DNA repair protein may lead to personalized cancer therapy
Understanding how cells repair DNA damage is key to revealing the role of BRCA1 and other tumor suppressors and to overcoming chemotherapy resistance in cancer. City of Hope research just published in Nucleic Acids Research sheds light on this topic and could lead to improved therapies.
Principal investigator David K. Ann, Ph.D., an associate professor in the Department of Molecular Pharmacology, explains the significance of this paper “HP1 promotes tumor suppressor BRCA1 functions during the DNA damage response.”
What’s the main finding of this study?
In this study, we found that HP1, a protein that builds heterochromatin (a tightly packed and transcriptionally inactive region in our genome), is involved in the repair of DNA double-strand breaks (DSBs). The three subtypes, HP1α, β and γ, are equally important and promote the recruitment of a tumor suppressor, BRCA1, to the sites of DSB for error-free homologous recombination (HR) repair. In addition, HP1 also enhances BRCA1 function to activate G2/M checkpoint that allows time for repair.
Our findings demonstrate a novel role of HP1 in selecting for a faithful DSB repair pathway and activating proper DNA damage response to promote genome stability through regulating BRCA1.
Three major findings:
- HP1 plays an active biological role in regulating DNA damage response (DDR) signaling and homologous recombination but not nonhomologous end joining (NHEJ) repair.

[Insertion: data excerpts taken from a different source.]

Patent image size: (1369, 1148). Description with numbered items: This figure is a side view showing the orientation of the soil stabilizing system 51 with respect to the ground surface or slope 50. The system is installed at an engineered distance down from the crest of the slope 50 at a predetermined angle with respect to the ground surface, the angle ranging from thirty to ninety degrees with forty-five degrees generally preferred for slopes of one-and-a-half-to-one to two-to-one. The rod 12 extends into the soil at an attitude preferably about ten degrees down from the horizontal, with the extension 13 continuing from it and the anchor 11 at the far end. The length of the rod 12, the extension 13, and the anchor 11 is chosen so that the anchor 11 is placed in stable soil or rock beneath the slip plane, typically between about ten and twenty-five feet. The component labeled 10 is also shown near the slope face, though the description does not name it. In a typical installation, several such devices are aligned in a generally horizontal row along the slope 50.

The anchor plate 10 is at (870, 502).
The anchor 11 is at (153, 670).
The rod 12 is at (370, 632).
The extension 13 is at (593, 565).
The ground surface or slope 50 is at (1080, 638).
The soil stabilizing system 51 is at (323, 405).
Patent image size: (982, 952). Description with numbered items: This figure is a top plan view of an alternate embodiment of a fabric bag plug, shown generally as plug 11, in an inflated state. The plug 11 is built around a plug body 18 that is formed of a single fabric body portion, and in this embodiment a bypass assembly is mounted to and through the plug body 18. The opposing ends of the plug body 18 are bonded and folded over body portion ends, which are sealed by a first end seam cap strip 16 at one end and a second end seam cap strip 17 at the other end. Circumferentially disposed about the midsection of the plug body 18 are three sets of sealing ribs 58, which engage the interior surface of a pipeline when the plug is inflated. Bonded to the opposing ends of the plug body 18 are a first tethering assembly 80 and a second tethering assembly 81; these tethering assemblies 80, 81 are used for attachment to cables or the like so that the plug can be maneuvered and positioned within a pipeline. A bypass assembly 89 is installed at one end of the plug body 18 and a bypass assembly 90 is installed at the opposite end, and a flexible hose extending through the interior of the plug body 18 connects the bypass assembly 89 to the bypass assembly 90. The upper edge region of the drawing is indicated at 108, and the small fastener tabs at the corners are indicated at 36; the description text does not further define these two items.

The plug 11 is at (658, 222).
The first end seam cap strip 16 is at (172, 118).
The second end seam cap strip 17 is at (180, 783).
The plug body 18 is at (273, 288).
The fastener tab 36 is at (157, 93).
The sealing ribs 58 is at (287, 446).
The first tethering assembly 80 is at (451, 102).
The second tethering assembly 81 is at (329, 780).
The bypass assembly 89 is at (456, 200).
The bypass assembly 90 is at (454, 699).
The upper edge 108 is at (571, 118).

- All three HP1 isotypes (HP1α, β and γ) are important, but not redundant for these DDR functions.
- The dynamic interaction of HP1 with chromatin, BRCA1, 53BP1 and other DDR factors may provide a novel molecular mechanism for the choice of DNA repair pathway and the cell’s fate in response to DNA damage.
What kind of impact do you expect the study findings to have?
While mutations in BRCA1 are highly associated with breast and ovarian cancer predisposition, it accounts for only 5 to 10 percent of total breast cancer cases. Our results show that cells with compromised HP1 expression fail to execute regular BRCA1 function in response to DNA damage, thereby exhibiting “BRCAness,” suggesting that the level of HP1 may also be correlated with tumorigenesis and disease progression. Therefore, HP1 could serve as a biomarker, in addition to BRCA1/2, for predicting the risk of developing breast cancer and to maximize the therapeutic prospective for a subset of breast cancer patients to achieve personalized medicine.
What does this publication mean to you?
With respect to the clinical relevance of our findings, the BRCA1 gene is frequently mutated in familial breast and ovarian cancers. However, the tumor suppressor functions of BRCA1 can also be impaired by other mechanisms, including the one reported in this manuscript. This loss of BRCA1 function is associated with the loss of HR repair pathway.
Conceivably, reduced HP1 expression could promote tumorigenesis by impairing the formation of BRCA1 foci at DNA breaks, leading to loss of the error-free HR repair pathway. Instead, 53BP1 would be recruited to the breaks, which would lead to activation of the error-prone NHEJ pathway for repair, increasing the incidence of mutations, genomic instability and cancers. Moreover, dysregulation of DDR often enhances the response to anti-cancer therapies that are DNA damaging reagents.
Therefore, we believe our study will make important contributions not only to the understanding of heterochromatin biology and its involvement in different cellular responses to DNA damage, but also to cancer research and, potentially, cancer therapy.
The research team included Assistant Research Professor Young-Ho Lee, Ph.D., and former City of Hope graduate student Jenny Kuo, Ph.D., in collaboration with Jeremy Stark, Ph.D., associate professor of radiation biology, and Hsiu-Ming Shih, Ph.D., of the Institute of Biomedical Sciences, Academia Sinica, in Taipei, Taiwan, Republic of China.
This work was supported by National Institutes of Health grants R01DE10742, R01DE14183 and R01CA120954.